Measuring in a cookieless world
A major challenge for brands at any stage of the funnel is the relevance of metrics in a cookieless world. Ever since the consent reform, advertisers can no longer track the behavior of a large proportion of their internet users and, as a consequence, brands are increasingly shunning away from Google Analytics. We are therefore witnessing the arrival of new models of measurement, particularly statistical, whose use remains low and their effectiveness has yet to be proven.

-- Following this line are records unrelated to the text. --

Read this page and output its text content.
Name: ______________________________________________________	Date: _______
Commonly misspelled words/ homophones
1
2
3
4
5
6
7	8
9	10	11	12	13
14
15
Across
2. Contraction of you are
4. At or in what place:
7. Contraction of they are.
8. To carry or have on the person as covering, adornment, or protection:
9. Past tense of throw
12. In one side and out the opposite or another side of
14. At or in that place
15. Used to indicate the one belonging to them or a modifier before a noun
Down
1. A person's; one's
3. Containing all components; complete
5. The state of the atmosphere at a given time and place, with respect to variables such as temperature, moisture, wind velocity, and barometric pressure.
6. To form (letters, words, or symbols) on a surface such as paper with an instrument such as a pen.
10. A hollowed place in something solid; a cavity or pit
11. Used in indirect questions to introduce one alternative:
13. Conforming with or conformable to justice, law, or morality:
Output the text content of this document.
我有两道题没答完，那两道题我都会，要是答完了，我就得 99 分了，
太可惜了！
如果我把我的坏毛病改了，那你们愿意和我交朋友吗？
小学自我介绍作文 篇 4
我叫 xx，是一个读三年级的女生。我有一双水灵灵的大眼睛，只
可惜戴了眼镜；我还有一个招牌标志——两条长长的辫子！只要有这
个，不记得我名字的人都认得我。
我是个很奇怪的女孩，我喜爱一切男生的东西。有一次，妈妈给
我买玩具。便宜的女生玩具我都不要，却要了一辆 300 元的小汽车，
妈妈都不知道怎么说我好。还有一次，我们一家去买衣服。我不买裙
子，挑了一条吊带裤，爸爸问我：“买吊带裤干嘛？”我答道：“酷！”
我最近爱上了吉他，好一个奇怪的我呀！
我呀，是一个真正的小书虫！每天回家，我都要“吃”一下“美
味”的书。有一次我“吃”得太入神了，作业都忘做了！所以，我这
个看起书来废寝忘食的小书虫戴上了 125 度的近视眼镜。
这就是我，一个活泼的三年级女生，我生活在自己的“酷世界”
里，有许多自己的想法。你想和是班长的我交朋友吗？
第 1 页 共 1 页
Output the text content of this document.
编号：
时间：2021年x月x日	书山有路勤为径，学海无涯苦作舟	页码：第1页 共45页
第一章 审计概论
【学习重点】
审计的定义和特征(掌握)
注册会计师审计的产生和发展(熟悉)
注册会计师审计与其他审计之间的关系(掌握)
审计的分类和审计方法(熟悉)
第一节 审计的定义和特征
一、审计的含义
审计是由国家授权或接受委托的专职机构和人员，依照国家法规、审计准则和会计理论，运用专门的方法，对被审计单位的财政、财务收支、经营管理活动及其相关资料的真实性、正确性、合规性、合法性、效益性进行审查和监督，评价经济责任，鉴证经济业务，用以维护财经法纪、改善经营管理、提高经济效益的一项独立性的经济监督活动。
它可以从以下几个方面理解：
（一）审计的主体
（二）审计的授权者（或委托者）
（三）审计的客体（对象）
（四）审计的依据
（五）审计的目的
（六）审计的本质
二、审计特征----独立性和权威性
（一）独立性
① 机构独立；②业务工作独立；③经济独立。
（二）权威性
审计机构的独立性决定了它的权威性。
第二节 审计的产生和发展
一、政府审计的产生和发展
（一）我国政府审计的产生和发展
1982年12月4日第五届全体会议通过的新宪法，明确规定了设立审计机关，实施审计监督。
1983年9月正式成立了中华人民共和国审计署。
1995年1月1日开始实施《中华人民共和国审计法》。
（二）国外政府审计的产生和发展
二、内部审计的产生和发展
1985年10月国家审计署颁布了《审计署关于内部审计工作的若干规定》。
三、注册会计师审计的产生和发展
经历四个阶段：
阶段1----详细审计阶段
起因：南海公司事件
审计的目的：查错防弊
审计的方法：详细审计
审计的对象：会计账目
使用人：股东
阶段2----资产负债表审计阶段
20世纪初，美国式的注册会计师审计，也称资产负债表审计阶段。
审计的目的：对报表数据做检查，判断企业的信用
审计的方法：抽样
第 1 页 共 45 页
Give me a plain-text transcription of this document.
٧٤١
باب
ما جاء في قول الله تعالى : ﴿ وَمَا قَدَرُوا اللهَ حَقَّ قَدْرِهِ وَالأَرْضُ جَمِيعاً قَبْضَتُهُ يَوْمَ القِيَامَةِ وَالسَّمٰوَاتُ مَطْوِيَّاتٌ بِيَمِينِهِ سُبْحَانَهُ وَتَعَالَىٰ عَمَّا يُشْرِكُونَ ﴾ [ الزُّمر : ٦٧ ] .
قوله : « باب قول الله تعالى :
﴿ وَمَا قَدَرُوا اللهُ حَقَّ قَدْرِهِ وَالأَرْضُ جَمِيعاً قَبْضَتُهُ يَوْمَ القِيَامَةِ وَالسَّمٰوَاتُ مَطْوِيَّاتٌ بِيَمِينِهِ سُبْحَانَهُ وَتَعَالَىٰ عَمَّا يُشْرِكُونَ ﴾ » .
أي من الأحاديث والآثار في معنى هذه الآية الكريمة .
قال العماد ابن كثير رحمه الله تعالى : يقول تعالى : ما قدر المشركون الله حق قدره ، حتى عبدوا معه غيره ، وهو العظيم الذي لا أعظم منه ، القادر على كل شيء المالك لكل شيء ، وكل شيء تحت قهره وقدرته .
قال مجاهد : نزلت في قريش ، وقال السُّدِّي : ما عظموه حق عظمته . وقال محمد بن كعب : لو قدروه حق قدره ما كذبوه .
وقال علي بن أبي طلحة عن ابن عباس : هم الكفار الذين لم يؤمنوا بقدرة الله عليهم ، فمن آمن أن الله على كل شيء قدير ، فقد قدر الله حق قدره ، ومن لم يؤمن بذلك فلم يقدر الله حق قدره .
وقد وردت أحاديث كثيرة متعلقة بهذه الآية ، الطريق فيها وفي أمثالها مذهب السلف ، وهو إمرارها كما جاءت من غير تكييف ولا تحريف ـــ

Lastly, advertisers are logically continuing to rationalize their channels and favor those with the best performance, impact, and ease of use. This rationalization is also accompanied by a reassessment of social networks in relation to their brand safety, their excessive influence, and over-dependence on them.
Chat GPT or the illusion of novelty
Other trends are also emerging, such as the highly publicized Chat GPT. This said, the artificial intelligence technology on which it is based is already used by many platforms – notably to boost and personalize creative messages – and does not really bring anything new. In the long run, however, it could well represent a revolution that will shake up our entire industry, and change it profoundly. At the moment, all that matters for advertisers is the very short term, and the need to “do more with less”… as quickly as possible!